You can check out and download the various font weights and styles in both OTF and TTF formats from Adobe. There's a PDF glyph sample available as well. Both Adobe Typekit and Google Web Fonts are serving up hosted copies, if you'd like an easy way to use Source Sans Pro on your website.

Source Sans Pro makes a nice headline font on the web, with a nod to classic News Gothic headline fonts of the early 20th century.

Adobe typeface designer Paul D. Hunt created Source Sans Pro. "I was drawn to the forms of the American Type Founders’ gothics designed by Morris Fuller Benton.... I have always been impressed by the forms of his News Gothic and Franklin Gothic," writes Hunt on the Adobe Type Blog. The goal behind Source Sans Pro was to create a font that's "both legible in short UI labels, as well as being comfortable to read in longer passages of text on screen and in print."

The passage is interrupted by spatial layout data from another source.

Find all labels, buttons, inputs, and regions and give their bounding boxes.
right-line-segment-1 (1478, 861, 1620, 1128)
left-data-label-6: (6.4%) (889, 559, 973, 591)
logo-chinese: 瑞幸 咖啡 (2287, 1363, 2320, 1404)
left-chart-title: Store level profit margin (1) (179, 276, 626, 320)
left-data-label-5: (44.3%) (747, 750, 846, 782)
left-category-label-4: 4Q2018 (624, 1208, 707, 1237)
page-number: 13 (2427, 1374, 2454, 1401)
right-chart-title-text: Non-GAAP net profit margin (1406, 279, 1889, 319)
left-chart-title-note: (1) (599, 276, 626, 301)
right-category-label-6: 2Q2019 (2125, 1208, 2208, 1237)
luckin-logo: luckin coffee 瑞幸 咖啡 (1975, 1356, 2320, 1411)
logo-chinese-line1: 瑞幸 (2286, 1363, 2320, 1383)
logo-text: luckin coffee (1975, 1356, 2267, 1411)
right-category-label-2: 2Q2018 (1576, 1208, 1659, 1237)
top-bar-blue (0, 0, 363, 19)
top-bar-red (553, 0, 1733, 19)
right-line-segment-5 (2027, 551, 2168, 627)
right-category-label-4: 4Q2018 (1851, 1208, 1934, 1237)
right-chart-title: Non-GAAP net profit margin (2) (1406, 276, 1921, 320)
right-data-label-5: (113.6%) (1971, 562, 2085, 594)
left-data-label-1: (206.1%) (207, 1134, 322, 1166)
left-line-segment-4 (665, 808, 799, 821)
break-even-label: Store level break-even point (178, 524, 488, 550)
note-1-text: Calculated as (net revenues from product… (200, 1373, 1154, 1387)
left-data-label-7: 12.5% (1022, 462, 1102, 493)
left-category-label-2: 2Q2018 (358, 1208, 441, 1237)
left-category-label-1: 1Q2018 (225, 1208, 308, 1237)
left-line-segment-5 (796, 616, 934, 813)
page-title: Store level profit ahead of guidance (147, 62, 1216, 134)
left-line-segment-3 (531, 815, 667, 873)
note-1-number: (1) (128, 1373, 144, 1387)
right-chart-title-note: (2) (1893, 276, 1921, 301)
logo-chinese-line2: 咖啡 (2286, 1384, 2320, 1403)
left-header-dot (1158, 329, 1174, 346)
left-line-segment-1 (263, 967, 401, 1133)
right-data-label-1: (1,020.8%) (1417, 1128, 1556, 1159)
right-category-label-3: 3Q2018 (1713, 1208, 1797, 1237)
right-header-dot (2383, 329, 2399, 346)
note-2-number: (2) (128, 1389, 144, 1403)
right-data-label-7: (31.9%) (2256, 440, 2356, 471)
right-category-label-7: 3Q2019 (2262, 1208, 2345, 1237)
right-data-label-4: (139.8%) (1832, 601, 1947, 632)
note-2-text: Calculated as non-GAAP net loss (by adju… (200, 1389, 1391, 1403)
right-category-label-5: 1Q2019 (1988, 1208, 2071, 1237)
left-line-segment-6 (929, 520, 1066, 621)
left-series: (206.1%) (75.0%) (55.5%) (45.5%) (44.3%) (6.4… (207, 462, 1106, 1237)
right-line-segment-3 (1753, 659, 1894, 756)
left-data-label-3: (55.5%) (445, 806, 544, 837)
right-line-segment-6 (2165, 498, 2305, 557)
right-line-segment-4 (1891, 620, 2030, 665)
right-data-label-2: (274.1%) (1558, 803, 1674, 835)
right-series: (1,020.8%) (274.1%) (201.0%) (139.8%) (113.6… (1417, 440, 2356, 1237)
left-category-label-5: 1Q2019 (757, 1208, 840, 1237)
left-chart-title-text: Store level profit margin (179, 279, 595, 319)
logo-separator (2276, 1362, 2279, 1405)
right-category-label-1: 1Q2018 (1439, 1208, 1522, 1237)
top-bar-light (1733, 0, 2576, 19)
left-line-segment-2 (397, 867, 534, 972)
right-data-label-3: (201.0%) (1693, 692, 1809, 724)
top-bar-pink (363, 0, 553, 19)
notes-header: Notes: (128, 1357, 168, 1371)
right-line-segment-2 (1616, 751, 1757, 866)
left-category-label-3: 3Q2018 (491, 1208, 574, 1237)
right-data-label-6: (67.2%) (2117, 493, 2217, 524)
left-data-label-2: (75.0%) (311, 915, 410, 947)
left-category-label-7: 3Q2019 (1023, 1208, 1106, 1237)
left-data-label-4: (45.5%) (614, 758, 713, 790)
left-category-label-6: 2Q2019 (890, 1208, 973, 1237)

Adobe's plan is to use the new font in its open source applications, and indeed Source Sans Pro is already part of the WebKit-based code editor, Brackets. An earlier incarnation was used in the Strobe Media Playback framework. (in Strobe, Source Sans Pro is known as Playback Sans).

In addition to the font itself, Adobe is releasing the underlying source materials so that anyone who'd like to can modify Source Sans Pro to suit their whims. Source Sans Pro is available under the OSI-approved SIL Open Font License.